Why do steam bubbles increase in size as they rise? In the following video (a customer's review of a glass kettle), we can observe water boiling: http://youtu.be/jByY5I7Xk7w?t=2m55s
As the kettle starts to boil at around 2:55, we can see large steam bubbles being formed at the bottom, where the heating element is, and these bubbles shrink as they rise. Presumably this is because they are coming into contact with cooler water. Then we get a crazy convection current for a bit before the element switches off again.
After the chaotic motion has died down (and the fluid is presumably very well mixed) we see small steam bubbles being forming at the bottom, which grow as they rise.  I can think of two possible explanations for this, and I'm curious as to which is correct:


*

*The water is superheated. Nucleation sites exist on the bottom of the kettle, so that's where steam bubbles form. Steam is produced at the interface between steam and water, which causes the bubbles to grow as they rise.

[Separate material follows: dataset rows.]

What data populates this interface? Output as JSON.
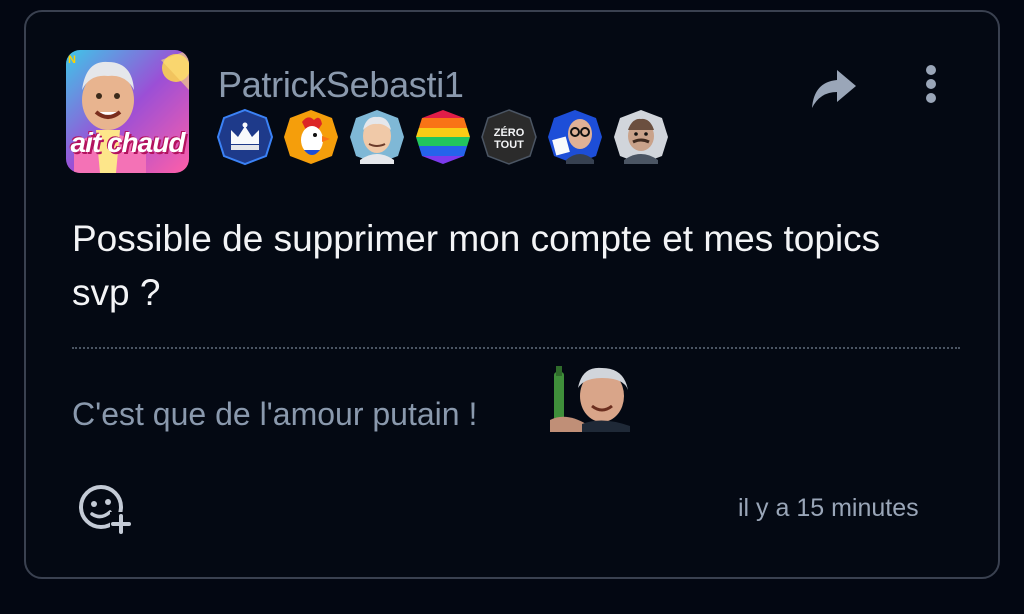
{
  "post": {
    "author": "PatrickSebasti1",
    "avatar_caption": "ait chaud",
    "avatar_corner": "N",
    "message": "Possible de supprimer mon compte et mes topics svp ?",
    "signature": "C'est que de l'amour putain !",
    "timestamp": "il y a 15 minutes"
  },
  "badges": [
    {
      "name": "crown-badge",
      "icon": "crown-icon",
      "color": "#1e3a8a"
    },
    {
      "name": "rooster-badge",
      "icon": "rooster-icon",
      "color": "#f97316"
    },
    {
      "name": "harold-badge",
      "icon": "face-icon",
      "color": "#7fb8d6"
    },
    {
      "name": "rainbow-badge",
      "icon": "rainbow-flag-icon",
      "color": "#e11d48"
    },
    {
      "name": "zero-tout-badge",
      "icon": "zero-tout-icon",
      "color": "#2b2b2b",
      "text1": "ZÉRO",
      "text2": "TOUT"
    },
    {
      "name": "man-glasses-badge",
      "icon": "face-icon",
      "color": "#1d4ed8"
    },
    {
      "name": "sketch-face-badge",
      "icon": "face-icon",
      "color": "#d1d5db"
    }
  ],
  "actions": {
    "share_icon": "share-arrow-icon",
    "more_icon": "vertical-dots-icon",
    "react_icon": "add-emoji-icon"
  },
  "colors": {
    "background": "#030712",
    "card_border": "#3a4150",
    "username": "#8a99ad",
    "message": "#f3f4f6",
    "signature": "#8a99ad"
  }
}
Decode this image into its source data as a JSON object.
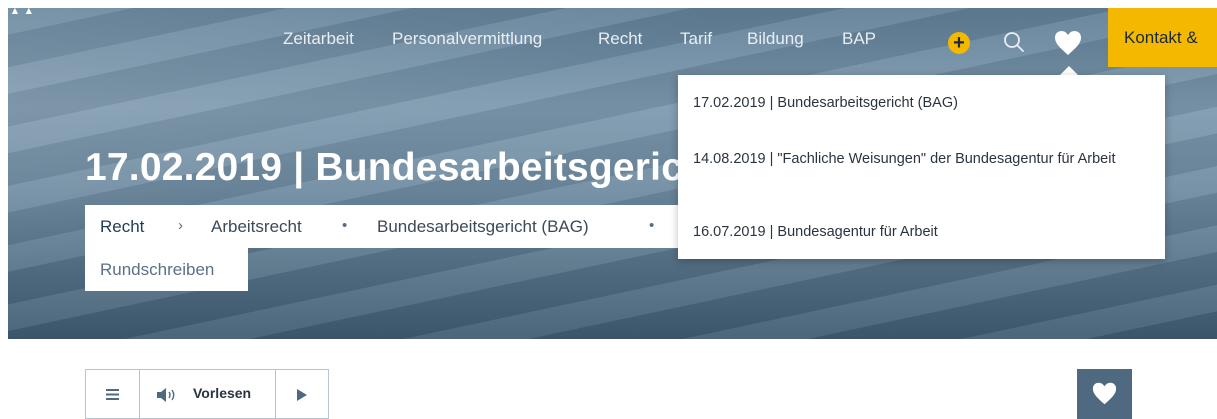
{
  "nav": {
    "items": [
      "Zeitarbeit",
      "Personalvermittlung",
      "Recht",
      "Tarif",
      "Bildung",
      "BAP"
    ],
    "plus_symbol": "+",
    "contact_label": "Kontakt &",
    "icons": [
      "plus-icon",
      "search-icon",
      "heart-icon"
    ]
  },
  "page": {
    "title": "17.02.2019 | Bundesarbeitsgeric"
  },
  "breadcrumb": {
    "items": [
      "Recht",
      "Arbeitsrecht",
      "Bundesarbeitsgericht (BAG)",
      "Rundschreiben"
    ],
    "separators": [
      "›",
      "•",
      "•"
    ]
  },
  "favorites_dropdown": {
    "items": [
      "17.02.2019 | Bundesarbeitsgericht (BAG)",
      "14.08.2019 | \"Fachliche Weisungen\" der Bundesagentur für Arbeit",
      "16.07.2019 | Bundesagentur für Arbeit"
    ]
  },
  "toolbar": {
    "menu_icon": "menu-icon",
    "speaker_icon": "speaker-icon",
    "read_aloud_label": "Vorlesen",
    "play_icon": "play-icon"
  },
  "favorite_button": {
    "icon": "heart-icon"
  },
  "colors": {
    "accent": "#f5b800",
    "link": "#1f3b57",
    "hero_dark": "#3e5a70",
    "favorite_button": "#4f6a80"
  }
}
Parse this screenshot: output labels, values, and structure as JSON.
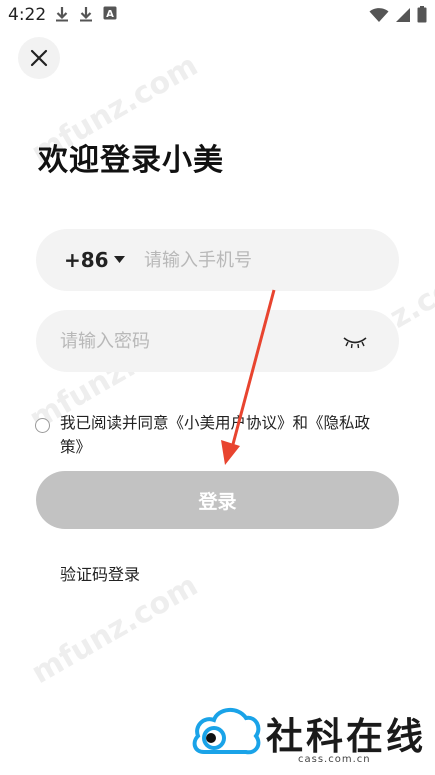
{
  "status_bar": {
    "time": "4:22",
    "left_icons": [
      "download-icon",
      "download-icon",
      "text-a-icon"
    ],
    "right_icons": [
      "wifi-icon",
      "signal-icon",
      "battery-icon"
    ]
  },
  "header": {
    "close_icon": "close-icon",
    "title": "欢迎登录小美"
  },
  "form": {
    "phone": {
      "country_code": "+86",
      "placeholder": "请输入手机号",
      "value": ""
    },
    "password": {
      "placeholder": "请输入密码",
      "value": "",
      "toggle_icon": "eye-closed-icon"
    },
    "agreement": {
      "checked": false,
      "text": "我已阅读并同意《小美用户协议》和《隐私政策》"
    },
    "login_button": "登录",
    "code_login_link": "验证码登录"
  },
  "watermarks": [
    "mfunz.com",
    "mfunz.com",
    "mfunz.com",
    "mfunz.com"
  ],
  "brand": {
    "name": "社科在线",
    "domain": "cass.com.cn"
  },
  "colors": {
    "field_bg": "#f3f3f3",
    "button_disabled": "#c2c2c2",
    "annotation_arrow": "#e8442f",
    "brand_logo": "#1aa3e8"
  }
}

*The pressure at the bottom is slightly higher than at the top. Assuming a depth of 15cm, the boiling point at the bottom of the water is about $100.3^\circ \mathrm{C}$, compared to $100.0^\circ \mathrm{C}$ at the top. Bubbles form at the bottom because the heating element is still slightly hotter than $100.3^\circ \mathrm{C}$, and as they rise they drag hot water up into the slightly lower-pressure area, where it turns to steam because its boiling point lowers, and this increases the size of the bubble.
In particular I'm interested in whether the second of these explanations plays a role. If it doesn't happen in a boiling kettle, is there any situation in which it does?
 A: The discussion of nucleation sites is very much to the point.  Water at atmospheric pressure without nucleation sites will theoretically boil only at $320.7 {}^o C$.  The bubbles act as nucleation sites that reduce the energy required for evaporation.  In the case of a bubble, the effective contact angle between the superheated liquid and the bubble surface is $180 {}^o$ which reduces the superheat needed to evaporate the water to $0$.  Interestingly, there is actually an impediment to bubble growth caused by the reduced temperature of the vapor inside the bubble and a corresponding lower superheat boundary layer of liquid surrounding it.
FYI: My information is based on Collier and Thome pages 138 and 549.
In that text, an equation is given for the rate of bubble growth as:
$$ R = \sqrt{\frac{12\alpha_f}{\pi}} \frac{\rho_f c_{pf} \Delta T}{\rho_g i_{fg}}\mbox{Sn} t^{1/2}$$
where
$$\mbox{Sn} = \left[ 1-(y-x)\sqrt{\frac{\alpha_f}{D}}\left(\frac{c_{pf}}{i_{fg}}\right)\left(\frac{\partial T}{\partial x}\right)_p\right]^{-1}$$
and the variables are:
$R$ - rate of bubble growth
$\alpha_f$ - thermal diffusivity of liquid
$\rho_f$ - density of liquid
$c_{pf}$ - specific heat of liquid phase
$\Delta T$ - temperature difference
$\rho_g$ - gas density
$i_{fg}$ - latent heat of vaporization
$t$ - time
$D$ - molar diffusion coefficient
It's been a while since I looked at this in depth, but I think the $x$ and $y$ variables refer to position relative to a uniformly heated tube coaxial to the $y$ axis.  Honestly, I don't expect you to actually use this formula, but hopefully it will impress that there are people who have spent a great deal of time on this subject.  If you find it interesting, you might have a promising career in power plant boiler engineering in general or nuclear power plant engineering in particular.